今日も近場です(千代田堰堤)。午前中は仕事で原書の下読みをしていたので、午後からだとそんなに遠出ができなないということもありますが、先週モノクロの写真を掲載してみたものの、どうにも満足できなくて、再度チャレンジのつもりで同じ場所を訪れました。しかし、やっぱり白黒はむずかしい。橋の上から真下を覗きこむと、洲のようなものが川の流れに突き出していて、そこに雪が降り積もっている。紀伊半島の航空写真のように見えたらおなぐさみ、といった次第。

日曜の朝、空を見上げると曇天、今にも雪がちらつきそうな気配なので、さあて今日はどうしようかと思い悩んでいたのだが、ふと、こういう日こそ大津がいいのじゃないかと思い立ち、海へと車を走らせた。ジュエリー・アイスで賑わう大津の海岸も、大雪が降ったあとの曇りの日には人出がほとんどなく、宝石のように輝いているはずの氷塊も、ごらんのとおり浜辺に打ち寄せる波のせいで見る影もない。言うまでもなく、この写真は海を背にして撮った。海沿いに立ち並ぶこの家々のたたずまいがなんとなく好きでここにたびたび来るのである。撮影しているあいだに雪が繁く降り出して、早々に立ち去りました。

今朝は、太平洋に接する生花苗(おいかまない)の沼に行ってきました。じつは12月の初めにも行っているのですが、そのときはドローンを飛ばしている青年たちが湖畔を占拠(?)していたので、すごすごと帰ってきたのです。で、今日は誰もいなかった——年の瀬も押し迫ったこの時期、こんな薄ら寒く荒涼とした海岸の沼地を訪れる物好きは、たぶん十勝にはいない。大津の海岸はきっとアイスジュエリーの撮影で賑わっているのでしょうが、意地でも行かない。こんな凍てついた岸辺の写真ばかり数十枚ほど撮ったなかの一枚、いちばん寒々しいやつを、年忘れにどうぞ!

さあて、今日は久しぶりに海まで足をのばすかと、いつもの更別から豊頃方面へと抜ける道を南下しはじめたら、右手——つまり西の方——に日高山脈がきれいにくっきりと稜線を浮かび上がらせていて、思わずため息が出た。気温が下がって空気が乾燥してくると、遠くの山が近くに見えてくる。冬の晴れた日らしい景色だ。そこで急遽行き先を変更して、中札内から八千代方面に抜ける道を西走することにした。それでこの一枚。一昨日、初雪が降ったものの、ほとんどが風に飛ばされたり溶けたりして、畑には雪の跡さえ見えない。手前の山も同様だが、奥の日高から大雪につながる山脈にはたっぷり雪が積もり、おまけに白く冷たそうな雪雲までかかっている。大津の海へ行ったって、どうせジュエリーアイス目当てのおっさんカメラマンが、何十万もするどでかい望遠レンズをつけたカメラを振り回している姿に出会うのがオチなのだ。冬の海も氷もきれいだけど、おっさんの群れは見たくないので——自分のことは棚に上げて——、山に来て正解。

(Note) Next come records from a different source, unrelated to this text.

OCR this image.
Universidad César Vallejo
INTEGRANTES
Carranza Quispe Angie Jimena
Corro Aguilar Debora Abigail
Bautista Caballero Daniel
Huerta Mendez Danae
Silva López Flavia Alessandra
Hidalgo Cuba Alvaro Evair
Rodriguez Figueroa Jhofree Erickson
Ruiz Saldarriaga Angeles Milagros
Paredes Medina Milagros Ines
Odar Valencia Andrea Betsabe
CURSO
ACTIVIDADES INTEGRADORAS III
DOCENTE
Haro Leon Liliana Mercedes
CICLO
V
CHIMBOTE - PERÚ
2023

突如、ノスタルジーの波に襲われて難破したというわけではありません。まだ市内には初雪さえ降っていませんが、さすがに早朝の自転車散歩は体が冷えるので、暖かい格好をして文字どおりの散歩をすることにしました。すると同じ一時間でも、自転車と徒歩では移動できる距離が半分くらいになってしまう。そこで札内川縁に出たあとの帰り道はショートカットして小学校前の道をたどることにしたのです。はるか半世紀以上前に卒業した母校です。といっても校舎は二度建て替えられていて、昔の面影はほとんどなく、とりたてて懐かしい記憶もないのですが、生徒用の玄関の上に青い看板のようなものが取り付けられていて、見ると「開校60周年記念」と書かれている。でも、計算が合わない。私が入学したのとほぼ同時に開校したなんてことはありえない。帰ってから、ネット検索で調べてみると、開校は昭和29年となっている。ということは数年前に「開校60周年記念」を祝ったときの看板がそのままになっているというわけです。こんなことに目くじらを立てるつもりはなく、ああ、はるばると歩いてきたもんだという感慨のようなものがふわりと胸に浮かんできた。それだけのことです。